Nov. 29, 2012
Tiobe Barron, OVN correspondent
The Ojai City Council voted Tuesday night to extend for a year its moratorium banning the installation of Smart Meters in Ojai. Though the piece of legislation has been deemed “unenforceable” — and therefore is symbolic in nature — only one council member, Sue Horgan, felt the gesture was “futile.”
“This moratorium has been ineffective,” said Horgan. “I am hoping we can do more effective things.”
Other council members and city staff expressed the need to make the statement nonetheless while the California Public Utilities Commission, which has jurisdiction over the electrical companies installing the new wireless meters, considers aspects such as community-wide opt-outs.
“Historically, they (PUC) haven’t moved at the speed they have advertised,” said city manager Rob Clark. “We all understand this is somewhat of a paper tiger. In spite of the fact that we adopted the moratorium, 95 or 97 percent of the Smart Meters are installed. But I think it is a statement.”
“You should be able to opt-out and not have it cost you anything. I think the only responsible thing to do is to continue with the moratorium on the Smart Meters,” added Mayor Pro Tem Paul Blatz.
Ojai residents spoke in support of the extension, and asked City Council to broaden its scope of the ban, and research the future installation of other wireless meters by gas and water companies.

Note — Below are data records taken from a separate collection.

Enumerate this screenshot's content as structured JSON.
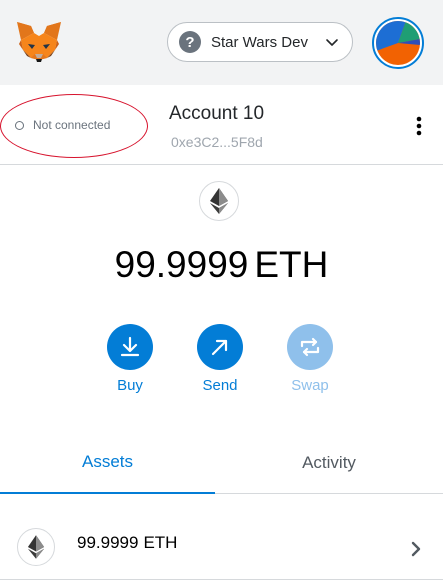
{
  "header": {
    "network": {
      "label": "Star Wars Dev",
      "icon": "question-icon"
    },
    "logo": "metamask-fox-logo",
    "avatar": "account-identicon"
  },
  "account": {
    "connection_status": "Not connected",
    "name": "Account 10",
    "address": "0xe3C2...5F8d",
    "menu_icon": "kebab-menu-icon"
  },
  "balance": {
    "amount": "99.9999",
    "unit": "ETH"
  },
  "actions": [
    {
      "label": "Buy",
      "icon": "download-icon",
      "enabled": true
    },
    {
      "label": "Send",
      "icon": "arrow-up-right-icon",
      "enabled": true
    },
    {
      "label": "Swap",
      "icon": "swap-icon",
      "enabled": false
    }
  ],
  "tabs": [
    {
      "label": "Assets",
      "active": true
    },
    {
      "label": "Activity",
      "active": false
    }
  ],
  "assets": [
    {
      "amount": "99.9999",
      "unit": "ETH",
      "icon": "ethereum-icon"
    }
  ],
  "colors": {
    "primary": "#037dd6",
    "disabled": "#8fc0eb",
    "header_bg": "#f2f3f4",
    "annotation": "#d7142e"
  }
}
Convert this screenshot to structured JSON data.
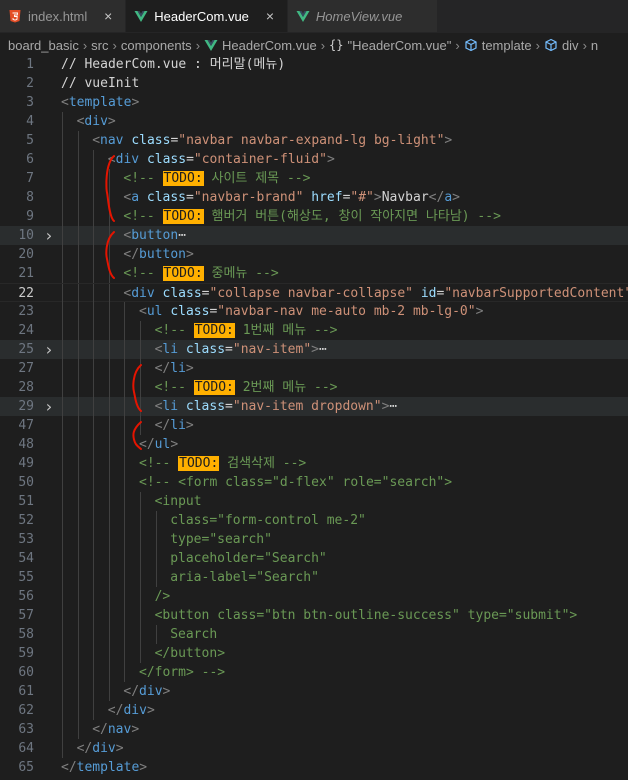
{
  "tabs": [
    {
      "label": "index.html",
      "icon": "html5-icon",
      "active": false,
      "italic": false,
      "close": "×"
    },
    {
      "label": "HeaderCom.vue",
      "icon": "vue-icon",
      "active": true,
      "italic": false,
      "close": "×"
    },
    {
      "label": "HomeView.vue",
      "icon": "vue-icon",
      "active": false,
      "italic": true,
      "close": ""
    }
  ],
  "breadcrumb": [
    {
      "label": "board_basic",
      "icon": ""
    },
    {
      "label": "src",
      "icon": ""
    },
    {
      "label": "components",
      "icon": ""
    },
    {
      "label": "HeaderCom.vue",
      "icon": "vue-icon"
    },
    {
      "label": "\"HeaderCom.vue\"",
      "icon": "braces-icon"
    },
    {
      "label": "template",
      "icon": "cube-icon"
    },
    {
      "label": "div",
      "icon": "cube-icon"
    },
    {
      "label": "n",
      "icon": ""
    }
  ],
  "colors": {
    "accent": "#007acc",
    "todo": "#ffb000",
    "comment": "#6a9955",
    "tag": "#569cd6",
    "attr": "#9cdcfe",
    "string": "#ce9178",
    "annotation": "#e51400"
  },
  "lines": [
    {
      "num": "1",
      "fold": "",
      "segs": [
        [
          "c",
          "// HeaderCom.vue : 머리말(메뉴)"
        ]
      ],
      "indent": 0,
      "text": true
    },
    {
      "num": "2",
      "fold": "",
      "segs": [
        [
          "t",
          "// vueInit"
        ]
      ],
      "indent": 0
    },
    {
      "num": "3",
      "fold": "",
      "segs": [
        [
          "g",
          "<"
        ],
        [
          "k",
          "template"
        ],
        [
          "g",
          ">"
        ]
      ],
      "indent": 0
    },
    {
      "num": "4",
      "fold": "",
      "segs": [
        [
          "g",
          "<"
        ],
        [
          "k",
          "div"
        ],
        [
          "g",
          ">"
        ]
      ],
      "indent": 1
    },
    {
      "num": "5",
      "fold": "",
      "segs": [
        [
          "g",
          "<"
        ],
        [
          "k",
          "nav"
        ],
        [
          "t",
          " "
        ],
        [
          "a",
          "class"
        ],
        [
          "t",
          "="
        ],
        [
          "s",
          "\"navbar navbar-expand-lg bg-light\""
        ],
        [
          "g",
          ">"
        ]
      ],
      "indent": 2
    },
    {
      "num": "6",
      "fold": "",
      "segs": [
        [
          "g",
          "<"
        ],
        [
          "k",
          "div"
        ],
        [
          "t",
          " "
        ],
        [
          "a",
          "class"
        ],
        [
          "t",
          "="
        ],
        [
          "s",
          "\"container-fluid\""
        ],
        [
          "g",
          ">"
        ]
      ],
      "indent": 3
    },
    {
      "num": "7",
      "fold": "",
      "segs": [
        [
          "c",
          "<!-- "
        ],
        [
          "todo",
          "TODO:"
        ],
        [
          "c",
          " 사이트 제목 -->"
        ]
      ],
      "indent": 4
    },
    {
      "num": "8",
      "fold": "",
      "segs": [
        [
          "g",
          "<"
        ],
        [
          "k",
          "a"
        ],
        [
          "t",
          " "
        ],
        [
          "a",
          "class"
        ],
        [
          "t",
          "="
        ],
        [
          "s",
          "\"navbar-brand\""
        ],
        [
          "t",
          " "
        ],
        [
          "a",
          "href"
        ],
        [
          "t",
          "="
        ],
        [
          "s",
          "\"#\""
        ],
        [
          "g",
          ">"
        ],
        [
          "t",
          "Navbar"
        ],
        [
          "g",
          "</"
        ],
        [
          "k",
          "a"
        ],
        [
          "g",
          ">"
        ]
      ],
      "indent": 4
    },
    {
      "num": "9",
      "fold": "",
      "segs": [
        [
          "c",
          "<!-- "
        ],
        [
          "todo",
          "TODO:"
        ],
        [
          "c",
          " 햄버거 버튼(해상도, 창이 작아지면 나타남) -->"
        ]
      ],
      "indent": 4
    },
    {
      "num": "10",
      "fold": ">",
      "segs": [
        [
          "g",
          "<"
        ],
        [
          "k",
          "button"
        ],
        [
          "e",
          "⋯"
        ]
      ],
      "indent": 4,
      "hl": true
    },
    {
      "num": "20",
      "fold": "",
      "segs": [
        [
          "g",
          "</"
        ],
        [
          "k",
          "button"
        ],
        [
          "g",
          ">"
        ]
      ],
      "indent": 4
    },
    {
      "num": "21",
      "fold": "",
      "segs": [
        [
          "c",
          "<!-- "
        ],
        [
          "todo",
          "TODO:"
        ],
        [
          "c",
          " 중메뉴 -->"
        ]
      ],
      "indent": 4
    },
    {
      "num": "22",
      "fold": "",
      "segs": [
        [
          "g",
          "<"
        ],
        [
          "k",
          "div"
        ],
        [
          "t",
          " "
        ],
        [
          "a",
          "class"
        ],
        [
          "t",
          "="
        ],
        [
          "s",
          "\"collapse navbar-collapse\""
        ],
        [
          "t",
          " "
        ],
        [
          "a",
          "id"
        ],
        [
          "t",
          "="
        ],
        [
          "s",
          "\"navbarSupportedContent\""
        ]
      ],
      "indent": 4,
      "cur": true
    },
    {
      "num": "23",
      "fold": "",
      "segs": [
        [
          "g",
          "<"
        ],
        [
          "k",
          "ul"
        ],
        [
          "t",
          " "
        ],
        [
          "a",
          "class"
        ],
        [
          "t",
          "="
        ],
        [
          "s",
          "\"navbar-nav me-auto mb-2 mb-lg-0\""
        ],
        [
          "g",
          ">"
        ]
      ],
      "indent": 5
    },
    {
      "num": "24",
      "fold": "",
      "segs": [
        [
          "c",
          "<!-- "
        ],
        [
          "todo",
          "TODO:"
        ],
        [
          "c",
          " 1번째 메뉴 -->"
        ]
      ],
      "indent": 6
    },
    {
      "num": "25",
      "fold": ">",
      "segs": [
        [
          "g",
          "<"
        ],
        [
          "k",
          "li"
        ],
        [
          "t",
          " "
        ],
        [
          "a",
          "class"
        ],
        [
          "t",
          "="
        ],
        [
          "s",
          "\"nav-item\""
        ],
        [
          "g",
          ">"
        ],
        [
          "e",
          "⋯"
        ]
      ],
      "indent": 6,
      "hl": true
    },
    {
      "num": "27",
      "fold": "",
      "segs": [
        [
          "g",
          "</"
        ],
        [
          "k",
          "li"
        ],
        [
          "g",
          ">"
        ]
      ],
      "indent": 6
    },
    {
      "num": "28",
      "fold": "",
      "segs": [
        [
          "c",
          "<!-- "
        ],
        [
          "todo",
          "TODO:"
        ],
        [
          "c",
          " 2번째 메뉴 -->"
        ]
      ],
      "indent": 6
    },
    {
      "num": "29",
      "fold": ">",
      "segs": [
        [
          "g",
          "<"
        ],
        [
          "k",
          "li"
        ],
        [
          "t",
          " "
        ],
        [
          "a",
          "class"
        ],
        [
          "t",
          "="
        ],
        [
          "s",
          "\"nav-item dropdown\""
        ],
        [
          "g",
          ">"
        ],
        [
          "e",
          "⋯"
        ]
      ],
      "indent": 6,
      "hl": true
    },
    {
      "num": "47",
      "fold": "",
      "segs": [
        [
          "g",
          "</"
        ],
        [
          "k",
          "li"
        ],
        [
          "g",
          ">"
        ]
      ],
      "indent": 6
    },
    {
      "num": "48",
      "fold": "",
      "segs": [
        [
          "g",
          "</"
        ],
        [
          "k",
          "ul"
        ],
        [
          "g",
          ">"
        ]
      ],
      "indent": 5
    },
    {
      "num": "49",
      "fold": "",
      "segs": [
        [
          "c",
          "<!-- "
        ],
        [
          "todo",
          "TODO:"
        ],
        [
          "c",
          " 검색삭제 -->"
        ]
      ],
      "indent": 5
    },
    {
      "num": "50",
      "fold": "",
      "segs": [
        [
          "c",
          "<!-- <form class=\"d-flex\" role=\"search\">"
        ]
      ],
      "indent": 5
    },
    {
      "num": "51",
      "fold": "",
      "segs": [
        [
          "c",
          "<input"
        ]
      ],
      "indent": 6
    },
    {
      "num": "52",
      "fold": "",
      "segs": [
        [
          "c",
          "class=\"form-control me-2\""
        ]
      ],
      "indent": 7
    },
    {
      "num": "53",
      "fold": "",
      "segs": [
        [
          "c",
          "type=\"search\""
        ]
      ],
      "indent": 7
    },
    {
      "num": "54",
      "fold": "",
      "segs": [
        [
          "c",
          "placeholder=\"Search\""
        ]
      ],
      "indent": 7
    },
    {
      "num": "55",
      "fold": "",
      "segs": [
        [
          "c",
          "aria-label=\"Search\""
        ]
      ],
      "indent": 7
    },
    {
      "num": "56",
      "fold": "",
      "segs": [
        [
          "c",
          "/>"
        ]
      ],
      "indent": 6
    },
    {
      "num": "57",
      "fold": "",
      "segs": [
        [
          "c",
          "<button class=\"btn btn-outline-success\" type=\"submit\">"
        ]
      ],
      "indent": 6
    },
    {
      "num": "58",
      "fold": "",
      "segs": [
        [
          "c",
          "Search"
        ]
      ],
      "indent": 7
    },
    {
      "num": "59",
      "fold": "",
      "segs": [
        [
          "c",
          "</button>"
        ]
      ],
      "indent": 6
    },
    {
      "num": "60",
      "fold": "",
      "segs": [
        [
          "c",
          "</form> -->"
        ]
      ],
      "indent": 5
    },
    {
      "num": "61",
      "fold": "",
      "segs": [
        [
          "g",
          "</"
        ],
        [
          "k",
          "div"
        ],
        [
          "g",
          ">"
        ]
      ],
      "indent": 4
    },
    {
      "num": "62",
      "fold": "",
      "segs": [
        [
          "g",
          "</"
        ],
        [
          "k",
          "div"
        ],
        [
          "g",
          ">"
        ]
      ],
      "indent": 3
    },
    {
      "num": "63",
      "fold": "",
      "segs": [
        [
          "g",
          "</"
        ],
        [
          "k",
          "nav"
        ],
        [
          "g",
          ">"
        ]
      ],
      "indent": 2
    },
    {
      "num": "64",
      "fold": "",
      "segs": [
        [
          "g",
          "</"
        ],
        [
          "k",
          "div"
        ],
        [
          "g",
          ">"
        ]
      ],
      "indent": 1
    },
    {
      "num": "65",
      "fold": "",
      "segs": [
        [
          "g",
          "</"
        ],
        [
          "k",
          "template"
        ],
        [
          "g",
          ">"
        ]
      ],
      "indent": 0
    }
  ]
}
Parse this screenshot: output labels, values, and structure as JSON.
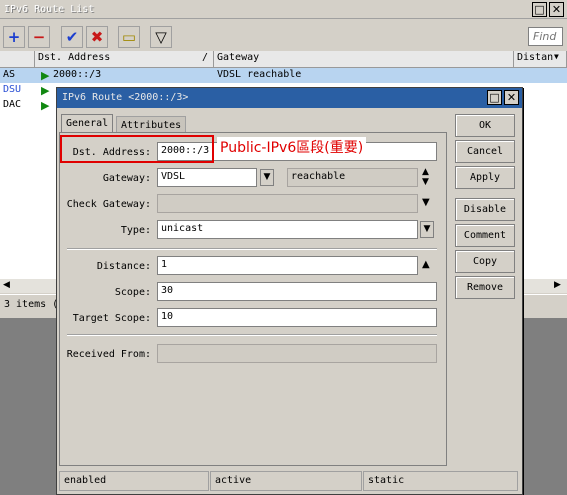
{
  "list_window": {
    "title": "IPv6 Route List",
    "title_buttons": [
      "□",
      "✕"
    ],
    "toolbar": {
      "add": "+",
      "remove": "−",
      "enable": "✔",
      "disable": "✖",
      "comment": "▭",
      "filter": "▽",
      "find_placeholder": "Find"
    },
    "columns": [
      "",
      "Dst. Address",
      "Gateway",
      "Distan"
    ],
    "sort_indicator": "/",
    "rows": [
      {
        "flags": "AS",
        "dst": "2000::/3",
        "gateway": "VDSL reachable"
      },
      {
        "flags": "DSU",
        "dst": "",
        "gateway": ""
      },
      {
        "flags": "DAC",
        "dst": "",
        "gateway": ""
      }
    ],
    "status": "3 items ("
  },
  "dialog": {
    "title": "IPv6 Route <2000::/3>",
    "title_buttons": [
      "□",
      "✕"
    ],
    "tabs": [
      "General",
      "Attributes"
    ],
    "fields": {
      "dst_address": {
        "label": "Dst. Address:",
        "value": "2000::/3"
      },
      "gateway": {
        "label": "Gateway:",
        "value": "VDSL",
        "state": "reachable"
      },
      "check_gateway": {
        "label": "Check Gateway:",
        "value": ""
      },
      "type": {
        "label": "Type:",
        "value": "unicast"
      },
      "distance": {
        "label": "Distance:",
        "value": "1"
      },
      "scope": {
        "label": "Scope:",
        "value": "30"
      },
      "target_scope": {
        "label": "Target Scope:",
        "value": "10"
      },
      "received_from": {
        "label": "Received From:",
        "value": ""
      }
    },
    "buttons": [
      "OK",
      "Cancel",
      "Apply",
      "Disable",
      "Comment",
      "Copy",
      "Remove"
    ],
    "status": [
      "enabled",
      "active",
      "static"
    ]
  },
  "annotation": {
    "text": "Public-IPv6區段(重要)",
    "color": "#e00000"
  }
}
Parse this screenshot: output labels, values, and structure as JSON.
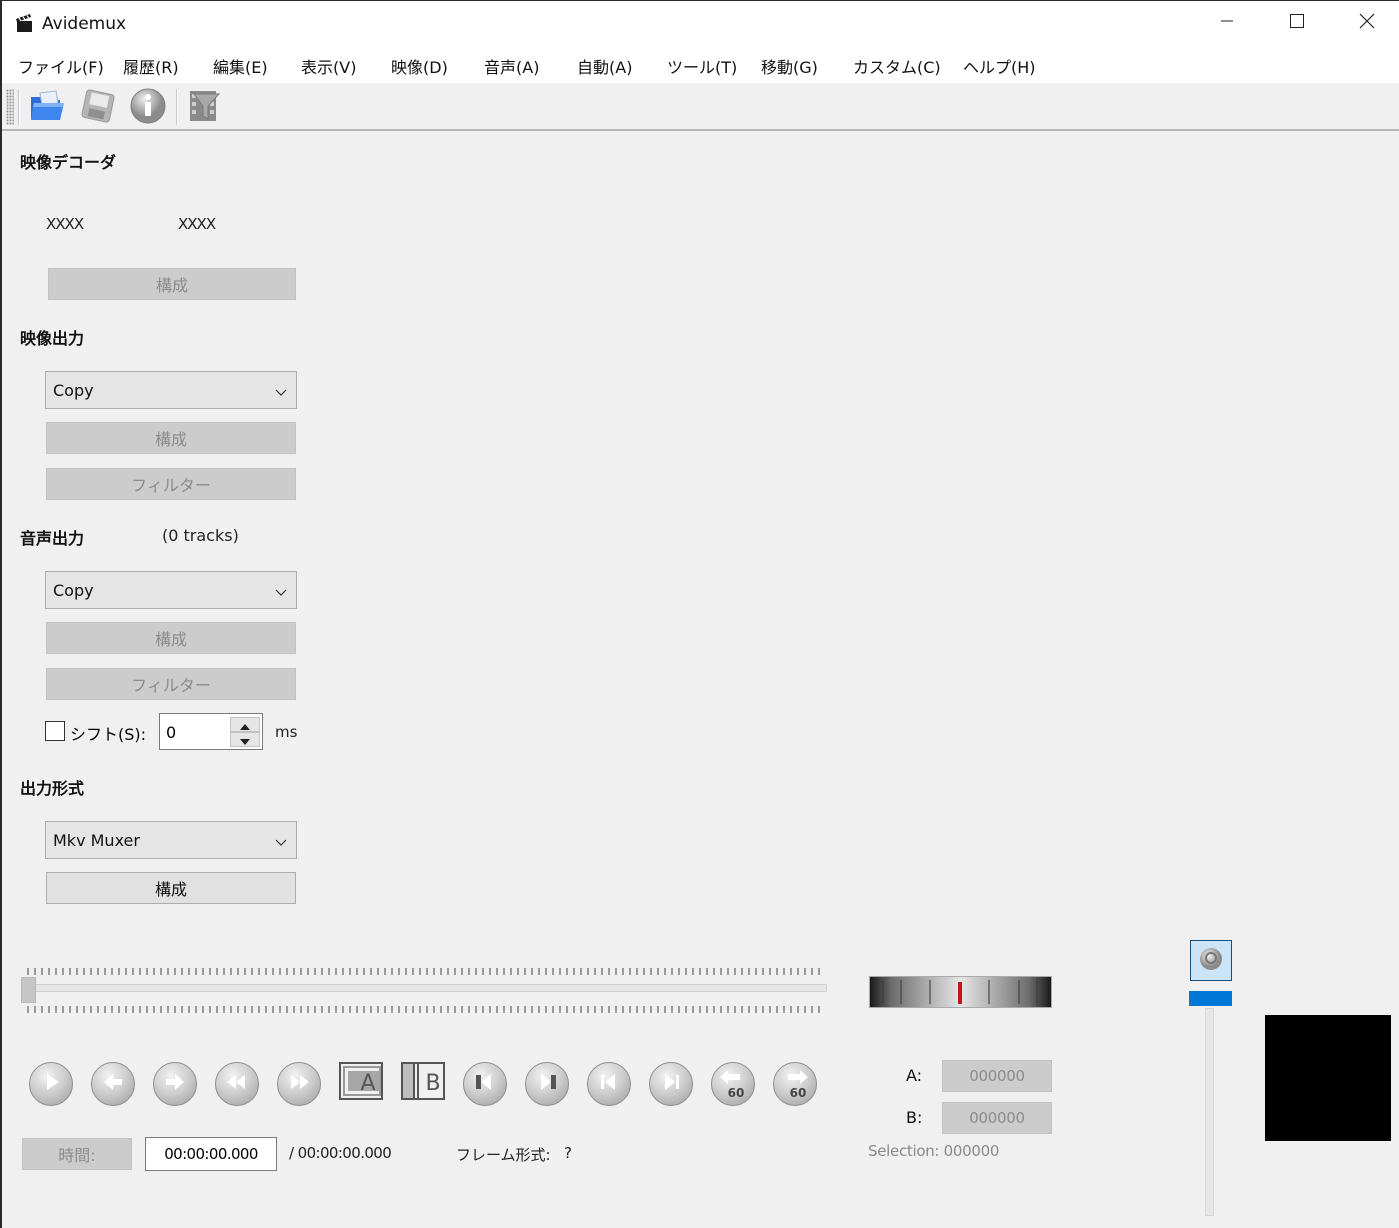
{
  "window": {
    "title": "Avidemux",
    "icon": "clapperboard-icon",
    "controls": {
      "minimize": "minimize-icon",
      "maximize": "maximize-icon",
      "close": "close-icon"
    }
  },
  "menubar": {
    "items": [
      {
        "label": "ファイル(F)"
      },
      {
        "label": "履歴(R)"
      },
      {
        "label": "編集(E)"
      },
      {
        "label": "表示(V)"
      },
      {
        "label": "映像(D)"
      },
      {
        "label": "音声(A)"
      },
      {
        "label": "自動(A)"
      },
      {
        "label": "ツール(T)"
      },
      {
        "label": "移動(G)"
      },
      {
        "label": "カスタム(C)"
      },
      {
        "label": "ヘルプ(H)"
      }
    ]
  },
  "toolbar": {
    "buttons": [
      {
        "name": "open",
        "icon": "open-folder-icon"
      },
      {
        "name": "save",
        "icon": "save-disk-icon"
      },
      {
        "name": "properties",
        "icon": "info-icon"
      },
      {
        "name": "filters",
        "icon": "film-filter-icon"
      }
    ]
  },
  "video_decoder": {
    "title": "映像デコーダ",
    "value1": "XXXX",
    "value2": "XXXX",
    "configure_label": "構成"
  },
  "video_output": {
    "title": "映像出力",
    "codec": "Copy",
    "configure_label": "構成",
    "filters_label": "フィルター"
  },
  "audio_output": {
    "title": "音声出力",
    "tracks": "(0 tracks)",
    "codec": "Copy",
    "configure_label": "構成",
    "filters_label": "フィルター",
    "shift_label": "シフト(S):",
    "shift_checked": false,
    "shift_value": "0",
    "shift_unit": "ms"
  },
  "output_format": {
    "title": "出力形式",
    "muxer": "Mkv Muxer",
    "configure_label": "構成"
  },
  "timeline": {
    "position_fraction": 0.0
  },
  "transport": {
    "buttons": [
      {
        "name": "play",
        "icon": "play-icon"
      },
      {
        "name": "previous-frame",
        "icon": "arrow-left-icon"
      },
      {
        "name": "next-frame",
        "icon": "arrow-right-icon"
      },
      {
        "name": "previous-keyframe",
        "icon": "rewind-icon"
      },
      {
        "name": "next-keyframe",
        "icon": "fast-forward-icon"
      },
      {
        "name": "set-marker-a",
        "icon": "marker-a-icon",
        "label": "A"
      },
      {
        "name": "set-marker-b",
        "icon": "marker-b-icon",
        "label": "B"
      },
      {
        "name": "previous-cut-point",
        "icon": "previous-cut-icon"
      },
      {
        "name": "next-cut-point",
        "icon": "next-cut-icon"
      },
      {
        "name": "first-frame",
        "icon": "skip-to-start-icon"
      },
      {
        "name": "last-frame",
        "icon": "skip-to-end-icon"
      },
      {
        "name": "back-60s",
        "icon": "back-60-icon",
        "badge": "60"
      },
      {
        "name": "forward-60s",
        "icon": "forward-60-icon",
        "badge": "60"
      }
    ]
  },
  "time": {
    "button_label": "時間:",
    "current": "00:00:00.000",
    "total": "/ 00:00:00.000",
    "frame_type_label": "フレーム形式:",
    "frame_type_value": "?"
  },
  "markers": {
    "a_label": "A:",
    "a_value": "000000",
    "b_label": "B:",
    "b_value": "000000",
    "selection": "Selection: 000000"
  },
  "volume": {
    "icon": "speaker-icon",
    "level_fraction": 1.0
  },
  "colors": {
    "accent": "#0078d7",
    "jog_marker": "#c8151b",
    "volume_button_bg": "#cce4f7"
  }
}
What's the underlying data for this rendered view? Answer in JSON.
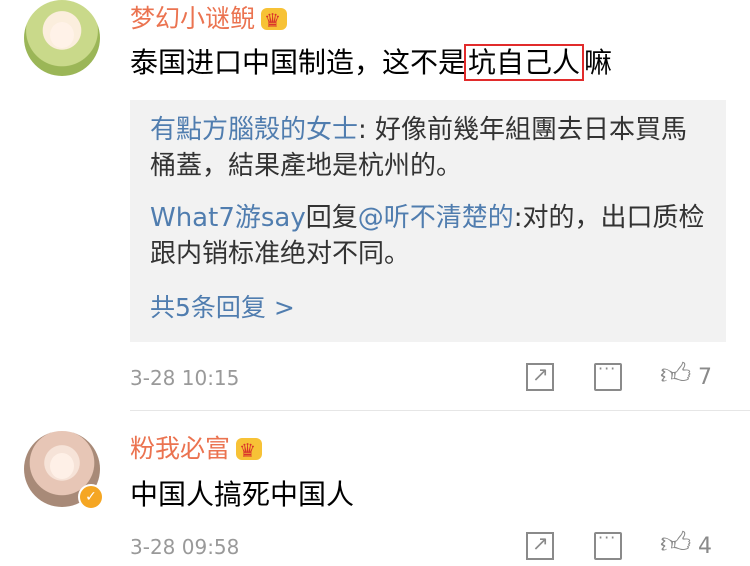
{
  "comments": [
    {
      "username": "梦幻小谜鲵",
      "text_before": "泰国进口中国制造，这不是",
      "text_highlight": "坑自己人",
      "text_after": "嘛",
      "replies": [
        {
          "name": "有點方腦殼的女士",
          "text": ": 好像前幾年組團去日本買馬桶蓋，結果產地是杭州的。"
        },
        {
          "name": "What7游say",
          "reply_label": "回复",
          "mention": "@听不清楚的",
          "text": ":对的，出口质检跟内销标准绝对不同。"
        }
      ],
      "more_replies": "共5条回复 >",
      "time": "3-28 10:15",
      "likes": "7"
    },
    {
      "username": "粉我必富",
      "text": "中国人搞死中国人",
      "time": "3-28 09:58",
      "likes": "4"
    }
  ],
  "icons": {
    "share": "share-icon",
    "comment": "comment-icon",
    "like": "thumbs-up-icon",
    "vip": "crown-icon",
    "verified": "verified-badge"
  },
  "colors": {
    "username": "#eb7350",
    "link": "#507daf",
    "highlight_border": "#e12b2b",
    "meta": "#999999",
    "reply_bg": "#f2f2f2"
  }
}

“I wanted to ask about an addendum to the moratorium that would cover our gas and water utilities. I don’t know if that’s possible to do at this time. But I have received several notices in my gas bill that talk about an ‘advanced meter,’” said Ojai resident Vicki Cohen.
“There is going to be a lot technology coming in the future and I think we need to be ahead of the game rather than behind it,” agreed resident Marleen Luckman. Luckman also encouraged members of the public to attend the PUC meeting Dec. 14 from 3 to 4 p.m. in the Santa Barbara County Administrative Building.
A more hotly-contested item on Tuesday’s agenda was the appeal of the Planning Commission’s decision regarding the construction of a 4-foot-tall rock wall on Quail Oaks Drive. After roughly three years, the Ojai Planning Commission decided June 20 to recommend that the council allow the property owner, Bob Daddi, to have the rock wall, albeit with a few conditions: that the wall be set back six feet from its present location, that it not exceed four feet in height, that all permit fees be paid in full.
The project has been at an impasse as Daddi and his neighbors battled over how far back from the road the wall ought to sit, and the city worked to sort through the steps Daddi would need to take to finish his wall legally. In the interim, the wall has sat on the property incomplete.
“This wall has been sitting there in an unfinished condition. It’s hideous. It looks like Mexico. In Mexico you don’t have to pay taxes on a building that is under construction,” stated Councilwoman Carol Smith.
“The reason for the wall is the speed bump that makes a racket with the constant stopping and starting (of vehicles) … It is obnoxious,” explained Daddi. His neighbors insist the wall as it stands is a threat to public safety, and have been requesting Daddi move the wall back 6 to 7 feet.
“My objection is that the wall is a hazard to drivers and pedestrians,” argued Daddi’s neighbor, Roger Wachtel. “Frankly I’m flabbergasted to hear about problems with speed bumps.”
“I can’t see out of my driveway. The wall blocks it. It really is a safety issue for us,” insisted fellow Quail Oaks resident Bob McPhee. Blatz inquired of McPhee whether there had been any car accidents in the three years since the wall has stood, to which McPhee answered to the negative, but mused that the wall is only partially completed. Resident Chet Hilgers expressed that he had seen the removal of substantial amounts of rock and foliage from the area where Daddi’s wall stands, and said the supposition the wall visually impairs drivers is “crazy.”
“I think it is important to look at the neighbor-on-neighbor aspect of this,” contributed Jeffrey Loebl, Daddi’s attorney. “I think the council needs to be aware that the anger and hurt feelings go beyond six feet.”
Councilwoman Carlon Strobel sought a simple resolution.
“If the speed bump created the problem, that created the wall, we should remove the problem,” Strobel suggested. Daddi said he would gladly remove his wall if the offending speed bump were removed. Horgan reminded Strobel the speed bump is on a private road, and is not under Council’s jurisdiction.
Blatz proposed that the council should approve the Planning Commission’s recommendation, but add an additional provision granting Daddi and his neighbors 60 days to work out the issue themselves — without city intervention — removing both wall and speed bump. If at the end of the 60-day period Daddi has not removed the wall, then City staff will continue to enforce Council’s decision, regardless of the status of the speed bump.
“I suppose 60 days is better than nothing. I apologize (to the homeowners) in advance for that,” said Horgan.
“I feel uncomfortable that Councilwoman Horgan apologized to the neighbors. That doesn’t feel objective to me,” said Strobel, after which Horgan repeated her apology.
Council voted unanimously to approve the Planning Commission’s decision, along with the 60-day condition.